SHP2-interacting transmembrane adaptor protein (SIT), a transmembrane adaptor protein, interacts with the SH2-containing protein tyrosine phosphatase-2 (SHP2) via an ITIM, and the complex plays a critical role in negative regulation of TCR-mediated signaling. Phosphoprotein associated with glycosphingolipid microdomains (PAG), a transmembrane adaptor molecule in resting human T-cells, is tyrosine phosphorylated and associated with C-Src Tyrosine Kinase (CSK), an inhibitor of Scr-related protein tyrosine kinases. As a result, the overexpression of PAG inhibits TCR-mediated signaling. Additionally, cytotoxic T-lymphocyte antigen-4(CLTA4), a transmembrane protein, serves as a natural inhibitor. When a need to regulate TCR signaling, ZAP-70 activates the process of active release and translocation of CTLA4 to the membrane. At the membrane, CTLA4 interacts with the SHP2 and inhibits the phosphorylation of TCR. Another mechanism by which CTLA4 might antagonize T-Cell function is through inhibition of CD28 signaling by competing for their shared ligands B7-1 and B7-2. When CTLA4 is not required, it is endocytosed, to maintain a fast T-cell activation response.
Relationship with Diseases
T cells are especially significant in cell-mediated immunity, the defense against tumor cells, pathogenic organisms inside cells, and the rejection reactions. Deregulation of T-cell function, whether by defect or by excess, results in serious consequences for the organism including immunodeficiency and autoimmunity.
TCR is an extremely sensitive system. Very few peptide-MHC complexes on APC are needed to trigger a T-cell response.
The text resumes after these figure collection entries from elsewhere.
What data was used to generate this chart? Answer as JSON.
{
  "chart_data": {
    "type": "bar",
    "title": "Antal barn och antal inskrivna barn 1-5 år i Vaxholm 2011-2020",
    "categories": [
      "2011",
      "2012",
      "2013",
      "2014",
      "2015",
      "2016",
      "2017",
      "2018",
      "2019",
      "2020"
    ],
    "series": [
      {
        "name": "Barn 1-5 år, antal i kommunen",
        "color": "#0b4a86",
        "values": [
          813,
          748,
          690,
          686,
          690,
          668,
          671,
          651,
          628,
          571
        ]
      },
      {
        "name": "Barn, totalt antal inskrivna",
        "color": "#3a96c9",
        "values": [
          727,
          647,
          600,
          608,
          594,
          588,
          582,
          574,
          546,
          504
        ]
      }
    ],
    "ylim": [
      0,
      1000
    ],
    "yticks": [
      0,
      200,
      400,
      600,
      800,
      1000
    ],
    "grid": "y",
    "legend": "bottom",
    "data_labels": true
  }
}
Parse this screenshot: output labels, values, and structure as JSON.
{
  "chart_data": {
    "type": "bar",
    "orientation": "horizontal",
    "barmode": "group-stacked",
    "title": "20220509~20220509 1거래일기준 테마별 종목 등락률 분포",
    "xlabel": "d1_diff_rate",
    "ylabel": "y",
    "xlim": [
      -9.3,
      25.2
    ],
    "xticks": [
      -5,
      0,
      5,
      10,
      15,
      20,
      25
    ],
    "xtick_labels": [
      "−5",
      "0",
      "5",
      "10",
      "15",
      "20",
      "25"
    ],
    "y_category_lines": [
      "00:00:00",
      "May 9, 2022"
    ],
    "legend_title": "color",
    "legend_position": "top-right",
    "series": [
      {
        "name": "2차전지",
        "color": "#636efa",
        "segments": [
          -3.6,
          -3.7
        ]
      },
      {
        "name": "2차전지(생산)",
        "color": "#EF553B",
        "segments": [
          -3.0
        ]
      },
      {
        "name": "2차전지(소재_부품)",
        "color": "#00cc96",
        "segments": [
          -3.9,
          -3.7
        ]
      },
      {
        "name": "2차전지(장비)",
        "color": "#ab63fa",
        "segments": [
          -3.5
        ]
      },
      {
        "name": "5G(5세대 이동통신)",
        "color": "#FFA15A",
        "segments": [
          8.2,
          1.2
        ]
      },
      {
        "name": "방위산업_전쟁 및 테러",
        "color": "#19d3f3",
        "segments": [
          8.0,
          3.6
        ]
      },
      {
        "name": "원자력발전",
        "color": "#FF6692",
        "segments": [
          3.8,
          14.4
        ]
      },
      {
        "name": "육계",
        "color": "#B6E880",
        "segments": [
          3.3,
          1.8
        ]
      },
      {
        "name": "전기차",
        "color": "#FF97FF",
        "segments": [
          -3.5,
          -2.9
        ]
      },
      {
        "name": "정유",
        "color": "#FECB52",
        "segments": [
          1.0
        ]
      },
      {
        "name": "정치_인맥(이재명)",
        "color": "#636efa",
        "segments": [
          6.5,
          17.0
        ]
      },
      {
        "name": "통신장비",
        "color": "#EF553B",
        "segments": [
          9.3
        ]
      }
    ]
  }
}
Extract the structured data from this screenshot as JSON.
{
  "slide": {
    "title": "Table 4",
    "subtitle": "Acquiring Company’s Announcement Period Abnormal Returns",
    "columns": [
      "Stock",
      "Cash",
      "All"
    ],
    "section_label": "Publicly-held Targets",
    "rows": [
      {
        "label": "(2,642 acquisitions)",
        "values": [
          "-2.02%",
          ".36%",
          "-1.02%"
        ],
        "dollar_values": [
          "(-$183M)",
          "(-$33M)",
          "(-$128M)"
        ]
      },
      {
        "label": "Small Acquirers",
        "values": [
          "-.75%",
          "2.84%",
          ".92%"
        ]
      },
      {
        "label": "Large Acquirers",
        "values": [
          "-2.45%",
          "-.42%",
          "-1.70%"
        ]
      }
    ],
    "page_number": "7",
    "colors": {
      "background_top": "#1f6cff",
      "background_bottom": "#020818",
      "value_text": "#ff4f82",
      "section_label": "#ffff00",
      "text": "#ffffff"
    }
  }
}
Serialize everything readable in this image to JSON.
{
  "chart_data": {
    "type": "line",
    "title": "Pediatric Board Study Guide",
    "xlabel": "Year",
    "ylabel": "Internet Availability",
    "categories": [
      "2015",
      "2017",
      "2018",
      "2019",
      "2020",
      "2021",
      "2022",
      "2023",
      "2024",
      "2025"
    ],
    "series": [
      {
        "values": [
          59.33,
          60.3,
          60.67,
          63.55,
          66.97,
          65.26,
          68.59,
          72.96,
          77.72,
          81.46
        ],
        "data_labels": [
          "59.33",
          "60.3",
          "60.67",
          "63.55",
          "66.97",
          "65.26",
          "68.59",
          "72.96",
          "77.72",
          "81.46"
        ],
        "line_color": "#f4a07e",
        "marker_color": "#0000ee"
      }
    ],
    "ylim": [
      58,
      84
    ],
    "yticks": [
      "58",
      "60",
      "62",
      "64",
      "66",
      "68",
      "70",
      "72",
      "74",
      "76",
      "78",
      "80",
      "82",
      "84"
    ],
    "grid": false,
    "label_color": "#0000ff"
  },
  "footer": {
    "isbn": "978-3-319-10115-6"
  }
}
TCR signaling pathway helps us have a deep understanding of what faults in immune regulation leads to immune related diseases and of how the immune system could be better manipulated to overcome afflictions such as cancer, infection and autoimmune diseases.
Classically, T cell receptor signaling is described as going down from the TCR, via LAT, to activate the transcription factors that are required for T cell proliferation and the differentiation of effector function. It is now clear that signaling also branches sideways via multiple adaptor domains and incorporates actin polymerization causing cytoskeletal rearrangements. Signals are propagated to membrane associated molecules, such as integrins, via the recruitment of small GTPases to the plasma membrane. In turn, integrin engagement influences the persistence of microclusters containing signaling molecules and, consequently, the extent of signal propagation. The regulation of these signaling cascades sets the threshold of activation of naive T cells so that they are not activated by self-peptide–MHC complexes but respond only to foreign peptide–MHC complexes. Effector T cells are more sensitive to stimulation than naive T cells and, therefore, have an increased potential for self-reactivity and to cause immune pathology. Negative regulators are upregulated in effector T cells to counteract this increased sensitivity to activation and to maintain immune tolerance.